Last week, Perry studied income inequality and economic mobility with experts Scott Winship, Erin Currier and Aparna Mathur. In the Post interview, he was asked about the growing gap between rich and poor in Texas, which has had strong job growth over the past decade but also has lagged in services for the underprivileged.
“Biblically, the poor are always going to be with us in some form or fashion,” he said.
I’m not a Biblical scholar, but I can find no Scriptural references to the notion that that the poor “are always going to be with us.” [Update: see below]
Perry acknowledged that the richest Texans have experienced the greatest amount of earnings growth, but dismissed the notion that income inequality is a problem in the state, saying, “We don’t grapple with that here.”
I suppose that’s true – in order to “grapple with” a problem, policymakers have to at least try to address it – though the fact remains that income inequality has gotten much worse in Texas in recent years, and a 2012 analysis of income trends published by the Center on Budget and Policy Priorities found that Texas was the nation’s seventh-worst state when it comes to the gap between rich and poor.
The governor’s new interview with msnbc’s Kasie Hunt was arguably even more informative about Perry’s progress as a national candidate.
For example, Hunt asked the governor, quite candidly, “Are you smart enough to be president of the United States?” He replied:
“Running for the presidency’s not an IQ test,” he said. “It is a test of an individual’s resolve. It’s a test of an individual’s philosophy. It’s a test of an individual’s life experiences. And I think Americans are really ready for a leader that will give them a great hope about the future.”
I’m a little surprised the governor didn’t reply with a more direct, “of course I’m smart enough” answer.
As part of the same interview, which was conducted Tuesday, Hunt asked Perry about the torture report released by the Senate Intelligence Committee. The governor’s answers didn’t quite bring his position into focus. For example, Perry sounded like he opposes torture:
“I agree that what happened to John McCain was abhorrent. It is inhumane. And the United States Government should never ever condone that type of activity. America has a record, going all the way back to George Washington when George Washington said that those British soldiers need to be treated with respect.”
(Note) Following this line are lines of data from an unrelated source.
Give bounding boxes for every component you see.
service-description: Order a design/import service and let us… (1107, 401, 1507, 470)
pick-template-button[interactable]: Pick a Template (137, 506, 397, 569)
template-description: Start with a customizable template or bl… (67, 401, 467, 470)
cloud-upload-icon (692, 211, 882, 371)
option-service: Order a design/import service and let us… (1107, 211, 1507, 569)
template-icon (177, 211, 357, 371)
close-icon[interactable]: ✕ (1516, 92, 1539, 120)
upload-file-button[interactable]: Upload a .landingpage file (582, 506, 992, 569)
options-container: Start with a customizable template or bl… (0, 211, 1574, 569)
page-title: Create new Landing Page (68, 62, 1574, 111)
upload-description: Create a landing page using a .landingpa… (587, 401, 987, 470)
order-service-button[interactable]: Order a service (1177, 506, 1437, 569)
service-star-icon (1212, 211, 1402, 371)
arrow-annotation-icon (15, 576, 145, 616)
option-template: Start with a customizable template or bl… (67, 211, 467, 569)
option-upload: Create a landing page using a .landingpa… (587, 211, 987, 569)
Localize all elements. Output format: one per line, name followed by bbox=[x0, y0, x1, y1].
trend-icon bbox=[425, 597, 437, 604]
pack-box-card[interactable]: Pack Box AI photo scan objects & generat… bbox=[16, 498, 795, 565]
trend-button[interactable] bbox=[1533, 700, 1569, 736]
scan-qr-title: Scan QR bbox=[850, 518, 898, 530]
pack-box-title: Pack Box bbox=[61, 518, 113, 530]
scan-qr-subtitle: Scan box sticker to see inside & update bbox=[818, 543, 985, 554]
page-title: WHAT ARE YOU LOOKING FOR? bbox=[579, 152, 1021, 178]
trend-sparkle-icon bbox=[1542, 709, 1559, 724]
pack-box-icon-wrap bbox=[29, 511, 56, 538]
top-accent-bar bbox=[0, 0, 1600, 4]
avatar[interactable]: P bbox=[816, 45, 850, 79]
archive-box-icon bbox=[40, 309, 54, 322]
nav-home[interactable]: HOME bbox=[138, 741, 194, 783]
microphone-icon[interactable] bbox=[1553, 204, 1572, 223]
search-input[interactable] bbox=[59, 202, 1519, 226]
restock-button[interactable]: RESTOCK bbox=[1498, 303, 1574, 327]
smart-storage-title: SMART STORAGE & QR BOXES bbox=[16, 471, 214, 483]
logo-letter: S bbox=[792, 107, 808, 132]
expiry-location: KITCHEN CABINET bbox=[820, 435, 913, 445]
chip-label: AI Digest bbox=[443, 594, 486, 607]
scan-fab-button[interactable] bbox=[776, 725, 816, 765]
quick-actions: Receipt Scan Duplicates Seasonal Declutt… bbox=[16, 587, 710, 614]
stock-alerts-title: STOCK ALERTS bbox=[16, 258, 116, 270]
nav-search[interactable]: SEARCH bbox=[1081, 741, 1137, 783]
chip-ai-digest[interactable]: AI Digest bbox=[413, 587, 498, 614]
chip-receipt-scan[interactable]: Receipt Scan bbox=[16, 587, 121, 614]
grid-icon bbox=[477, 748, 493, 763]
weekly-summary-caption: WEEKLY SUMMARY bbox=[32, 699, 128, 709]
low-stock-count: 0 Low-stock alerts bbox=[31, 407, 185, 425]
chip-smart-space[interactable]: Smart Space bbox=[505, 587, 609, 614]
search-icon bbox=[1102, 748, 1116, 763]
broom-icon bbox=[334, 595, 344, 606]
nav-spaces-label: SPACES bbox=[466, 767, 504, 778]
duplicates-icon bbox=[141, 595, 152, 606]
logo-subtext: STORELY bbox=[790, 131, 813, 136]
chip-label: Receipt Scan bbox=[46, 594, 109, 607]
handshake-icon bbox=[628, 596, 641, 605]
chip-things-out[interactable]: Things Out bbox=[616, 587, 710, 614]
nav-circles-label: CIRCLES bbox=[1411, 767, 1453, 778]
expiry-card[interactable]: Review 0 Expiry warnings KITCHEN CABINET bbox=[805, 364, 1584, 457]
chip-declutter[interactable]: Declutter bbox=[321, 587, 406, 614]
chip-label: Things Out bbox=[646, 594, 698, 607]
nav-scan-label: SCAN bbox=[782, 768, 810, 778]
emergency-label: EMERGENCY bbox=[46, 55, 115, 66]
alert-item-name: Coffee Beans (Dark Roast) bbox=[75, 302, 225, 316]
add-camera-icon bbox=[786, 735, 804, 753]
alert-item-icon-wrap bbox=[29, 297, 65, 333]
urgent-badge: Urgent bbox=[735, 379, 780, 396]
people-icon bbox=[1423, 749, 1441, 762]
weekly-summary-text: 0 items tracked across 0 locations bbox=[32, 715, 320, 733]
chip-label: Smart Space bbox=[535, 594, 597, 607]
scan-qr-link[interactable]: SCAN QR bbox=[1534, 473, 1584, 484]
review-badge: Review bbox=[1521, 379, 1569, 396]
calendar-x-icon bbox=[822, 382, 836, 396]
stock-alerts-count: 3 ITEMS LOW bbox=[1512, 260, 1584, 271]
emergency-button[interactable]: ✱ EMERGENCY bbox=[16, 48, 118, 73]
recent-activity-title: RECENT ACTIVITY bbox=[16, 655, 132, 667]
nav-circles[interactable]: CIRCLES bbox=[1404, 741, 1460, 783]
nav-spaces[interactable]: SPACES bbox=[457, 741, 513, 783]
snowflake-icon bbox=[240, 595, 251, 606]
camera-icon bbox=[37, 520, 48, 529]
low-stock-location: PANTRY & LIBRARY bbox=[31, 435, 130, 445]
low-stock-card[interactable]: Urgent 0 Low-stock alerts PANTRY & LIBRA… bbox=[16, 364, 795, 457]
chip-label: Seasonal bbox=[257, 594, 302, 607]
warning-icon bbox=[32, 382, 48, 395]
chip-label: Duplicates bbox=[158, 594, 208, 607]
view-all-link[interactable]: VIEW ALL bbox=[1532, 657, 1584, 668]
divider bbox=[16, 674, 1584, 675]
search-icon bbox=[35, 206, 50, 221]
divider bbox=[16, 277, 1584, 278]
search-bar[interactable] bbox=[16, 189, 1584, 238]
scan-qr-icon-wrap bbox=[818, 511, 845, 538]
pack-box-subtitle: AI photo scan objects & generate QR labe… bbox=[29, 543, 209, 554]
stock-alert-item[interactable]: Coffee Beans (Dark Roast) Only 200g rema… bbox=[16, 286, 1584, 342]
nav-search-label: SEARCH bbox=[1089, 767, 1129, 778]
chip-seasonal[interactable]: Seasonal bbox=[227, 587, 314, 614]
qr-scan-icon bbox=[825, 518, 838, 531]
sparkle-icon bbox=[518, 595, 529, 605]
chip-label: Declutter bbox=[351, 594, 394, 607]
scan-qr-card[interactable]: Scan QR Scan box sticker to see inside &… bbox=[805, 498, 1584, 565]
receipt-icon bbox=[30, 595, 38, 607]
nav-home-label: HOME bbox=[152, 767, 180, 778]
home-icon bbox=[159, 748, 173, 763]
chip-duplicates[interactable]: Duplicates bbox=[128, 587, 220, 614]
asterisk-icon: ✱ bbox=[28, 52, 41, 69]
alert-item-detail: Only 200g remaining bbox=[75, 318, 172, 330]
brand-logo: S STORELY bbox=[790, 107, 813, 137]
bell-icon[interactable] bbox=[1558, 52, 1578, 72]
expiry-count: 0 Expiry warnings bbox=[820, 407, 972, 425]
And Perry also sounded like he understands Bush-era torture.
“But in the fog a war, you think back to 2001, and George W. Bush standing on that pile a rubble after he had talked to mothers and fathers and wives, loved ones of Americans who’d been killed by these soulless terrorist – you think back to Abraham Lincoln, suspending habeas corpus – you know, in retrospect, you know, sometimes decisions made in the fog a war, we can criticize ‘em, some years later.
And then Perry switched back, sounding like he opposes torture.
“But I think more importantly here is that the message that America is not going to be– like ISIS and cut the throat of innocent children– that we’re not going to– commit heinous acts, is clearly a message that Americans want to hear…. I respect [John McCain] for standing up and saying America will not be involved in torture. ‘No one in this country will ever do to any combatant what they did to me.’ And I totally agree with that.”
And then asked whether waterboarding is torture, Perry changed the subject.
“One of the most important things, though, that we need to do as a country, is that when the leader of the United States says, ‘Here’s a red line,’ that that’s what it means. Words matter. And hollow words hurt us as a country. They hurt us as an ally. And the words that come out of the president of the United States need to mean something.”
By all accounts, the Texas governor is meeting regularly with advisers who are helping him shape his agenda and vision. The coaching sessions apparently have a long way to go.
* Update: Several alert readers have brought Matthew 26:11 to my attention, which, depending on the translation, actually says, “The poor you will always have with you.” I stand corrected.